Le gouvernement à opté pour une défense à 3, rugueuse.

Retour sur les événements (aussi exceptionnel qu'un écart de langage dans secret story) qui ont fait parlé ces derniers jours :


Fait numéro 1 : les incidents en marge de Partizan Belgrade - Toulouse Football Club

On le sait, les matchs de football drainent avec eux un phénomène plus ou moins organisé de violences. Alors quand un match se profil en ex-yougoslavie, on se dit forcément que ça risque de péter. Ce fut chose faite. Ce qui est plus surprenant c'est le traitement du sujet par les médias puis par certains membres du gouvernement.

Alors oui on regrette évidement qu'il y ait eu des blessés graves (Brice Taton dont l'état est jugé très préoccupant), on connaît également la réputation (fondée si on se base sur ce qui vient d'arriver) de force de frappe des serbes, ce qu'on sait aussi c'est que les supporters de la ville rose ne sont pas tous des enfants de coeurs loin s'en faut. On ne s'étalera pas sur les bastons d'ultras toulousains à coups de parapluies et de barres de fer quand ceux d'en face sont à mains nues.

Mais ça arrange tout le monde de faire d'un côté les gentils (toulousain, venus pour la fête du foot) et de l'autre les méchants (serbes, assoiffés de sang). L'opposition manichéenne du bien contre le mal ça fonctionne à merveille!

Cette surenchère de bons sentiments nous donne droit à des déclaration tapageuses (et souvent ridicules), justes bonnes à faire croire au chaland (le footix, monsieur tout le monde...) que le gouvernement/les instances prennent le sujet à bras le corps. Comprendre par là que désormais c'est fini la fête, les méchants n'ont qu'à bien se tenir!

Brice Hortefeux, ministre de l'intérieur (dans L'Equipe) : «Les groupes les plus virulents opèrent en quasi-commandos. (...) Ces parasites n'ont pas leur place dans les stades de notre pays. Je suis déterminé à les en écarter.

Rama Yade, secrétaire d'Etat aux Sports (sur L'Equipe TV)Il faut que la plus grande sévérité soit appliquée. C'est de la sauvagerie, de la barbarie, rien ne pouvait justifier ça.»

Petite précision : non il n'y a pas eu de meurtre, ni de viol, ni de déclaration de guerre. On parle juste de faits qui se sont passés la semaine dernière et qui se déroule presque banalement chaque week-end.

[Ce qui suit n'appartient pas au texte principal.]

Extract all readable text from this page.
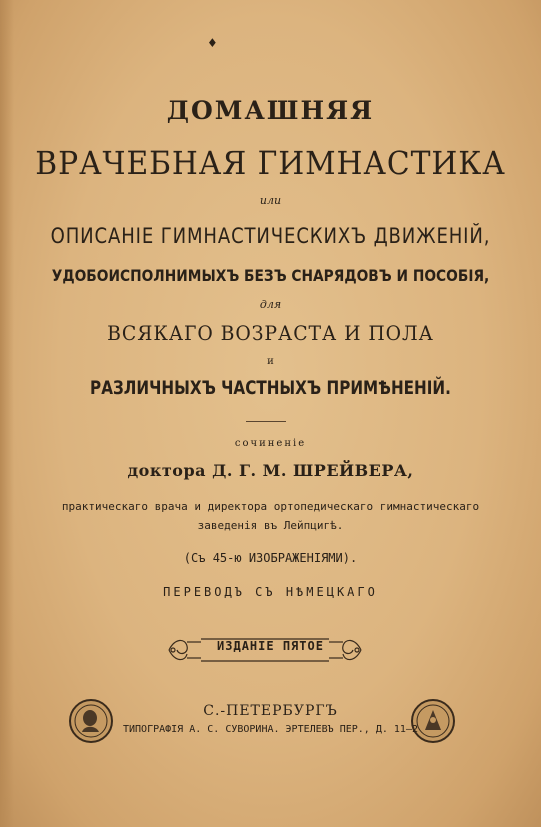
♦
ДОМАШНЯЯ
ВРАЧЕБНАЯ ГИМНАСТИКА
или
ОПИСАНІЕ ГИМНАСТИЧЕСКИХЪ ДВИЖЕНІЙ,
УДОБОИСПОЛНИМЫХЪ БЕЗЪ СНАРЯДОВЪ И ПОСОБІЯ,
для
ВСЯКАГО ВОЗРАСТА И ПОЛА
и
РАЗЛИЧНЫХЪ ЧАСТНЫХЪ ПРИМѢНЕНІЙ.
сочиненіе
доктора Д. Г. М. ШРЕЙВЕРА,
практическаго врача и директора ортопедическаго гимнастическаго
заведенія въ Лейпцигѣ.
(Съ 45-ю ИЗОБРАЖЕНІЯМИ).
ПЕРЕВОДЪ СЪ НѢМЕЦКАГО
ИЗДАНІЕ ПЯТОЕ
С.-ПЕТЕРБУРГЪ
ТИПОГРАФІЯ А. С. СУВОРИНА. ЭРТЕЛЕВЪ ПЕР., Д. 11—2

Alors pourquoi ce regain d'intérêt? Ce problème (loin d'être la priorité nationale) est sûrement plus simple à régler que celui de la crise, du chômage...

La violence dans les stades c'est le sujet qui ressort tous les deux ans quand les autres n'avancent plus. C'est une sorte d'X Files à la française avec Brice Hortefeux à la place de David Duchovny.
En plus ça leur donne une bonne image....et ça permet à Rama Yade d'avoir l'impression de servir à quelque chose. Merci le foot!

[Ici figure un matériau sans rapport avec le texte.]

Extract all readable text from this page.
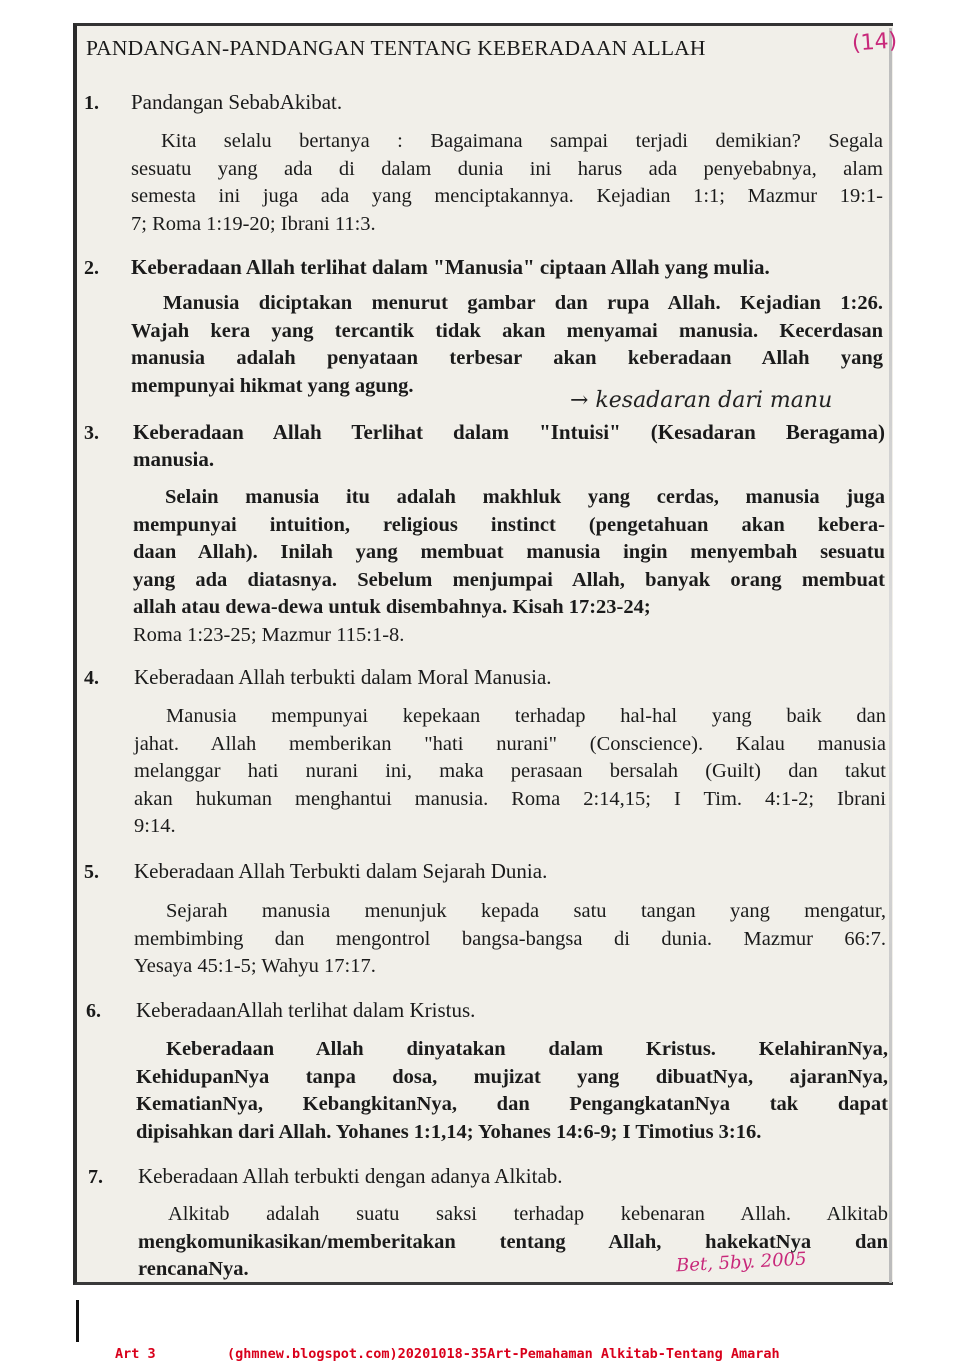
PANDANGAN-PANDANGAN TENTANG KEBERADAAN ALLAH	(14)
1. Pandangan SebabAkibat.

Kita selalu bertanya : Bagaimana sampai terjadi demikian? Segala

sesuatu yang ada di dalam dunia ini harus ada penyebabnya, alam

semesta ini juga ada yang menciptakannya. Kejadian 1:1; Mazmur 19:1-

7; Roma 1:19-20; Ibrani 11:3.

2. Keberadaan Allah terlihat dalam "Manusia" ciptaan Allah yang mulia.

Manusia diciptakan menurut gambar dan rupa Allah. Kejadian 1:26.

Wajah kera yang tercantik tidak akan menyamai manusia. Kecerdasan

manusia adalah penyataan terbesar akan keberadaan Allah yang

mempunyai hikmat yang agung.

→ kesadaran dari manu
3. Keberadaan Allah Terlihat dalam "Intuisi" (Kesadaran Beragama)
manusia.

Selain manusia itu adalah makhluk yang cerdas, manusia juga

mempunyai intuition, religious instinct (pengetahuan akan kebera-

daan Allah). Inilah yang membuat manusia ingin menyembah sesuatu

yang ada diatasnya. Sebelum menjumpai Allah, banyak orang membuat

allah atau dewa-dewa untuk disembahnya. Kisah 17:23-24;

Roma 1:23-25; Mazmur 115:1-8.

4. Keberadaan Allah terbukti dalam Moral Manusia.

Manusia mempunyai kepekaan terhadap hal-hal yang baik dan

jahat. Allah memberikan "hati nurani" (Conscience). Kalau manusia

melanggar hati nurani ini, maka perasaan bersalah (Guilt) dan takut

akan hukuman menghantui manusia. Roma 2:14,15; I Tim. 4:1-2; Ibrani

9:14.

5. Keberadaan Allah Terbukti dalam Sejarah Dunia.

Sejarah manusia menunjuk kepada satu tangan yang mengatur,

membimbing dan mengontrol bangsa-bangsa di dunia. Mazmur 66:7.

Yesaya 45:1-5; Wahyu 17:17.

6. KeberadaanAllah terlihat dalam Kristus.

Keberadaan Allah dinyatakan dalam Kristus. KelahiranNya,

KehidupanNya tanpa dosa, mujizat yang dibuatNya, ajaranNya,

KematianNya, KebangkitanNya, dan PengangkatanNya tak dapat

dipisahkan dari Allah. Yohanes 1:1,14; Yohanes 14:6-9; I Timotius 3:16.

7. Keberadaan Allah terbukti dengan adanya Alkitab.

Alkitab adalah suatu saksi terhadap kebenaran Allah. Alkitab

mengkomunikasikan/memberitakan tentang Allah, hakekatNya dan

rencanaNya.	Bet, 5by. 2005
Art 3	(ghmnew.blogspot.com)20201018-35Art-Pemahaman Alkitab-Tentang Amarah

"Quand je parlais des parasites, je pensais aux auvergnats, pas aux ultras, il y a eu méprise" 

Fait numéro 2 : les jets de fumigènes sur la pelouse

Le (semblant) de débat avait commencé après le match Monaco-Paris Saint Germain
, ce soir là, après une défaite somme toute injuste et qui plus est en fin de match, les supporters parisiens avaient décidés de manifester leur mécontentement avec des lancers de fumis sur la pelouse.

Même scénario quelques semaines plus tard lors du match Grenoble - Rennes, la cinglante défaite iséroise (0-4) ainsi que le non moins funeste bilan (6 matchs pour 6 défaites) avaient fini d'achever ses supporters et en particuliers ses ultras qui ont choisi, eux aussi, de balancer des engins pyrotechniques (terme officiel) sur leur pelouse!
Mal leur en a pris (ou plutôt, ce fut le mauvais moment pour le faire) puisque, l'emballement mediatico-politique faisant suite à "l'affaire" de l'agression en serbie, allait faire d'eux les coupables parfaits.

Résultat : On exagère les faits en assimilant les supporters à une bande de malfrats pillant, violant et menaçant l'état tout entier (on exagère à peine). Et n'espérez pas entendre quelqu'un pour atténuer ces propos, ça n'intéresse personne puisque les accusés (inutile de dire "les accusés" la présomption d'innocence n'ayant plus droit de passage en France) sont tout trouvés!

Et pourtant eux aussi ne demandent qu'à s'exprimer, et qu'on soit d'accord ou non avec eux, la moindre des choses serait de leur donner l'occasion de le faire.
Extrait du communiqué officiel des Red Kaos : "Le Red Kaos et ses sympathisants reconnaissent et assument pleinement leurs actes mais, à la différence de l’emballement médiatique, minimisent leurs caractères violent et dangereux. Il faut rappeler les faits : aucun blessé, aucun tué, seules quelques oreilles ont sifflé... Par contre, assumons le caractère impressionnant et ostentatoire de ces faits, qui pour un non-initié du stade peut paraître excessif ".

Voilà qui apporte des précisions et qui mériterait d'être plus largement diffusé.

Les fumigènes quand y'en a un ça va, c'est quand y'en a plusieurs que ça pose des problèmes!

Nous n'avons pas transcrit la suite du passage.